The Grange festival, Hampshire
Anna Bonitatibus is glorious in the title role of this hugely enjoyable version of Handel’s dark comedy

Imperial Rome becomes a modern-day theatre in Walter Sutcliffe’s Grange festival production of Agrippina, Handel’s dark 1709 comedy that takes the events surrounding Nero’s nomination as emperor as the starting point for an acerbic satire on the games played – and lies told – in the name of political expediency.

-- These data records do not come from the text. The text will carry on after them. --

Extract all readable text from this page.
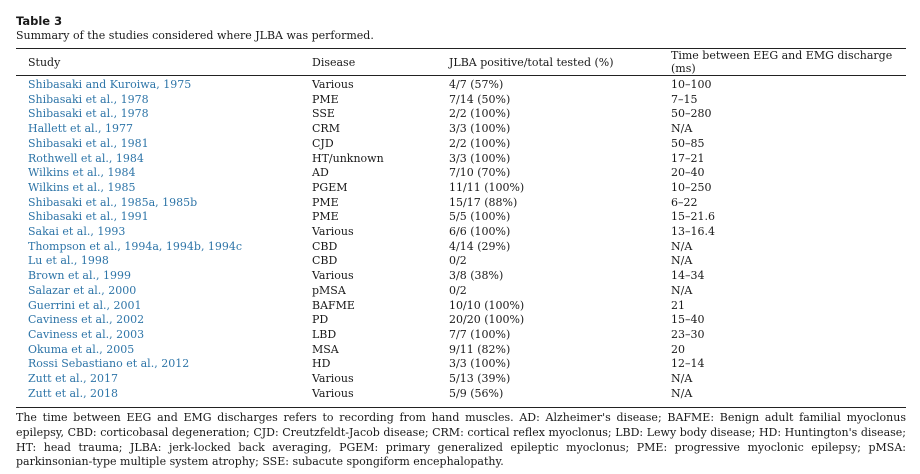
Table 3
Summary of the studies considered where JLBA was performed.
Study	Disease	JLBA positive/total tested (%)	Time between EEG and EMG discharge (ms)
Shibasaki and Kuroiwa, 1975	Various	4/7 (57%)	10–100
Shibasaki et al., 1978	PME	7/14 (50%)	7–15
Shibasaki et al., 1978	SSE	2/2 (100%)	50–280
Hallett et al., 1977	CRM	3/3 (100%)	N/A
Shibasaki et al., 1981	CJD	2/2 (100%)	50–85
Rothwell et al., 1984	HT/unknown	3/3 (100%)	17–21
Wilkins et al., 1984	AD	7/10 (70%)	20–40
Wilkins et al., 1985	PGEM	11/11 (100%)	10–250
Shibasaki et al., 1985a, 1985b	PME	15/17 (88%)	6–22
Shibasaki et al., 1991	PME	5/5 (100%)	15–21.6
Sakai et al., 1993	Various	6/6 (100%)	13–16.4
Thompson et al., 1994a, 1994b, 1994c	CBD	4/14 (29%)	N/A
Lu et al., 1998	CBD	0/2	N/A
Brown et al., 1999	Various	3/8 (38%)	14–34
Salazar et al., 2000	pMSA	0/2	N/A
Guerrini et al., 2001	BAFME	10/10 (100%)	21
Caviness et al., 2002	PD	20/20 (100%)	15–40
Caviness et al., 2003	LBD	7/7 (100%)	23–30
Okuma et al., 2005	MSA	9/11 (82%)	20
Rossi Sebastiano et al., 2012	HD	3/3 (100%)	12–14
Zutt et al., 2017	Various	5/13 (39%)	N/A
Zutt et al., 2018	Various	5/9 (56%)	N/A
The time between EEG and EMG discharges refers to recording from hand muscles. AD: Alzheimer's disease; BAFME: Benign adult familial myoclonus epilepsy, CBD: corticobasal degeneration; CJD: Creutzfeldt-Jacob disease; CRM: cortical reflex myoclonus; LBD: Lewy body disease; HD: Huntington's disease; HT: head trauma; JLBA: jerk-locked back averaging, PGEM: primary generalized epileptic myoclonus; PME: progressive myoclonic epilepsy; pMSA: parkinsonian-type multiple system atrophy; SSE: subacute spongiform encephalopathy.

The curtain rises on an auditorium not unlike the one in which the audience is sitting, where we find Anna Bonitatibus’s duplicitous Agrippina setting the protagonists against each other in an attempt to secure the imperial succession for her son. The audience, meanwhile, become the Roman populace as Raffaele Pé’s leather-clad, blinged-up Nerone roams the stalls, touting for support. The set later revolves to reveal a grubby backstage area, where hidden agendas surface as Christopher Ainslie’s idealistic Ottone and Ashley Riches’ dimwit Claudio vie with Nerone for the sexual attentions of Stefanie True’s self-assured Poppea. Sutcliffe’s insights into the self-dramatising nature of political life are clever, astute and wonderfully funny throughout.

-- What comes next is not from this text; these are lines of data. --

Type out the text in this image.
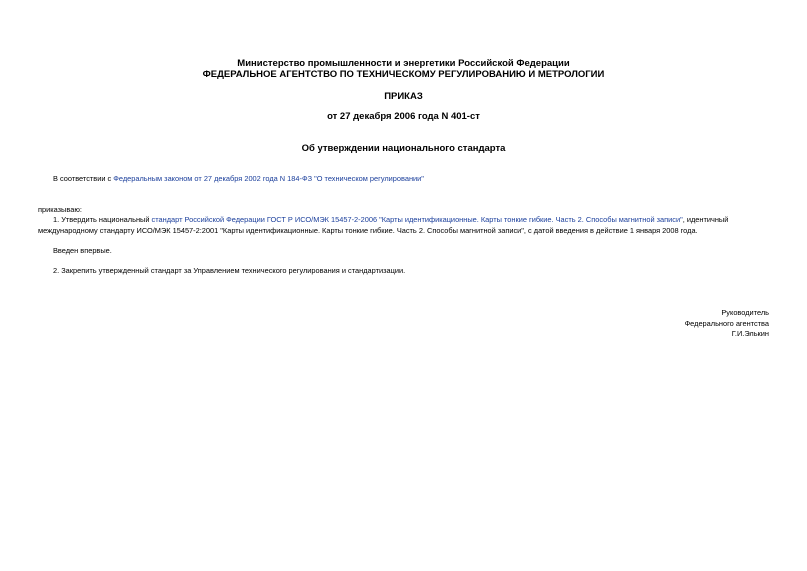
Министерство промышленности и энергетики Российской Федерации
ФЕДЕРАЛЬНОЕ АГЕНТСТВО ПО ТЕХНИЧЕСКОМУ РЕГУЛИРОВАНИЮ И МЕТРОЛОГИИ
ПРИКАЗ
от 27 декабря 2006 года N 401-ст
Об утверждении национального стандарта
В соответствии с Федеральным законом от 27 декабря 2002 года N 184-ФЗ "О техническом регулировании"
приказываю:
1. Утвердить национальный стандарт Российской Федерации ГОСТ Р ИСО/МЭК 15457-2-2006 "Карты идентификационные. Карты тонкие гибкие. Часть 2. Способы магнитной записи", идентичный международному стандарту ИСО/МЭК 15457-2:2001 "Карты идентификационные. Карты тонкие гибкие. Часть 2. Способы магнитной записи", с датой введения в действие 1 января 2008 года.
Введен впервые.
2. Закрепить утвержденный стандарт за Управлением технического регулирования и стандартизации.
Руководитель
Федерального агентства
Г.И.Элькин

It sounds good, too. Bonitatibus, a great artist, gives a terrific central performance, gloriously sung, with recitatives and arias flawlessly integrated into a dramatic whole. Pé’s voice is a bit grainy, though his swaying sicilianas have bags of insidious charm, and his big coloratura tantrums suggest real malice. Ainslie does exquisite things with Vaghe Fonti, and Riches has fun with Claudio’s preposterously self-important vocal lines. In the pit, the Academy of Ancient Music play with sensuous clarity for Robert Howarth. There are some cuts in the score – a few too many, perhaps – but this is a classy, provocative entertainment, and hugely enjoyable.

• This article was amended on 11 June 2018. Because of an editing error, an earlier version awarded the production one too many stars than the reviewer intended.